At a time when the Catholic and Anglican churches on either side of the Atlantic have been parading their advocacy on behalf of the poor and the powerless, they might have bothered to put their own houses in order first. But, once again, through acts of bad timing and breathtaking bad taste, they have shot themselves in the foot.
In the UK, a Conservative MP hit back at the twenty-seven Church of England bishops who signed an open letter condemning the British government’s welfare reforms and labeling them “punitive”. Charlotte Leslie MP rightly pointed out that the church has considerable assets of its own that it could deploy in service of the poor before it becomes necessary to start badgering the government to redistribute more income between private individuals:
They say charity starts at home. Lambeth Palace [the official London residence of the Archbishop of Canterbury] is a rather nice home.
If you are invited to a reception there, you pad up richly carpeted stairs, along corridors of gold-framed paintings, before being treated to quails eggs with a delicate celery salt dip, and freely flowing wine. It’s rather a long way away from the local churches with crumbling roofs, serving damp biscuits and coffee in cracked mugs after the service.
One can’t help but think that this luxurious, and historic Palace might not be put to better use, more in line with the New Testament , if it was rented out to those who would pay dearly for such luxury, and the operation of the Church of England were to decamp to an industrial estate, outside Slough.
Just think of the number of church roofs that could be repaired from the income, and indeed the number of hungry people who could be fed.
The church’s ill-advised foray into campaigning for the Labour Party is encountering much-deserved resistance because the views of twenty-seven relatively coddled bishops with little recent experience of real life are not in tune with the sentiments of the people, and because they displayed a fundamental misunderstanding of the government’s own policy and its application.
Not very impressive from a large faith organisation seeking to influence the public debate.
Meanwhile, the New York Times reports on the attempts by the Archdiocese of Newark to lavish over $500,000 on upgrades to a residence for the bishop – not his primary residence, but his separate vacation home:
John J. Myers, the archbishop of the Newark Archdiocese, comes to this vacation home on many weekends. The 4,500-square-foot home has a handsome amoeba-shaped swimming pool out back. And as he’s 72, and retirement beckons in two years, he has renovations in mind. A small army of workers are framing a 3,000-square-foot addition.
This new wing will have an indoor exercise pool, three fireplaces and an elevator. The Star-Ledger of Newark has noted that the half-million-dollar tab for this wing does not include architects’ fees or furnishings.
The expansion of the bishop’s vacation home will be funded by the sale of other properties owned by the archdiocese, they claim, as though this detail somehow makes the outrage more palatable. It does not. Either the sold buildings served an important purpose for the archdiocese which was suddenly ripped away in order to provide a little more luxury for the bishop, or they were unused and deserved to be sold so that the equity can be released in service of the church’s core mission.

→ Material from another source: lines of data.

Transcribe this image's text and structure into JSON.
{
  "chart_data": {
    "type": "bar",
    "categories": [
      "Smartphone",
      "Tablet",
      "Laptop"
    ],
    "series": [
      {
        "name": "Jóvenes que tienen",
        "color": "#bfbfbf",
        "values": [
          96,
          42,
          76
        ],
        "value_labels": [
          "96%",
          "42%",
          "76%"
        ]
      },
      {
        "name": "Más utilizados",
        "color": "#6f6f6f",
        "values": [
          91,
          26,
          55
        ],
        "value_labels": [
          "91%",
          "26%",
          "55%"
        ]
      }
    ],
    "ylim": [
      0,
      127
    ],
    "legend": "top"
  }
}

Neither is the lucky beneficiary, Archbishop John J. Myers, a particularly lovable figure whose flock would be particularly thrilled to see treated in so generous a way:
So many leaders of the church have served it so badly for so many decades that it’s hard to keep track of their maledictions. Archbishop Myers provides one-stop shopping. He is known to insist on being addressed as “Your Grace.” And his self-regard is matched by his refusal to apologize for more or less anything.
It was revealed last year that a priest seemed to have broken his legally binding agreement with Bergen County prosecutors to never again work unsupervised with children or to minister to them so long as he remained a priest. When next found, he was involved with a youth ministry in the Newark Archdiocese.
Parishioners in Oradell, N.J., also discovered that the archdiocese had allowed a priest accused of sexual abuse to live in their parish’s rectory. A furor arose, and last summer the archbishop sat down and wrote an open letter to his flock. He conceded not a stumble. Those who claim, he wrote, that he and the church had not protected children were “simply evil, wrong, immoral and seemingly focused on their own self-aggrandizement.”
It is hard to see how frittering away scarce diocesan resources in order to build an MTV Crib-style McMansion for a mediocre bishop on the verge of retirement constitutes good stewardship of the church finances. And it is equally regrettable that given opportunity after opportunity to rehabilitate its battered image and start practicing humility and restraint, the hierarchy of the American Catholic church is unable to do so, and – worse still – feels no need to do so.
The church seeks to add its voice to important political debates on both sides of the Atlantic – concerning freedom of religion and abortion in America, and on welfare reform in Britain. In both countries, church leaders seek to portray themselves as spokespeople for the poor, the voiceless and the powerless.
This message would be slightly more credible if church leaders could somehow find it within themselves to stop building swanky palace extensions for their hedonistic bishops.
Image – a palace fit for a mediocre, hypocritical bishop. The new extension being built at the vacation home of Newark Archbishop John J. Myers.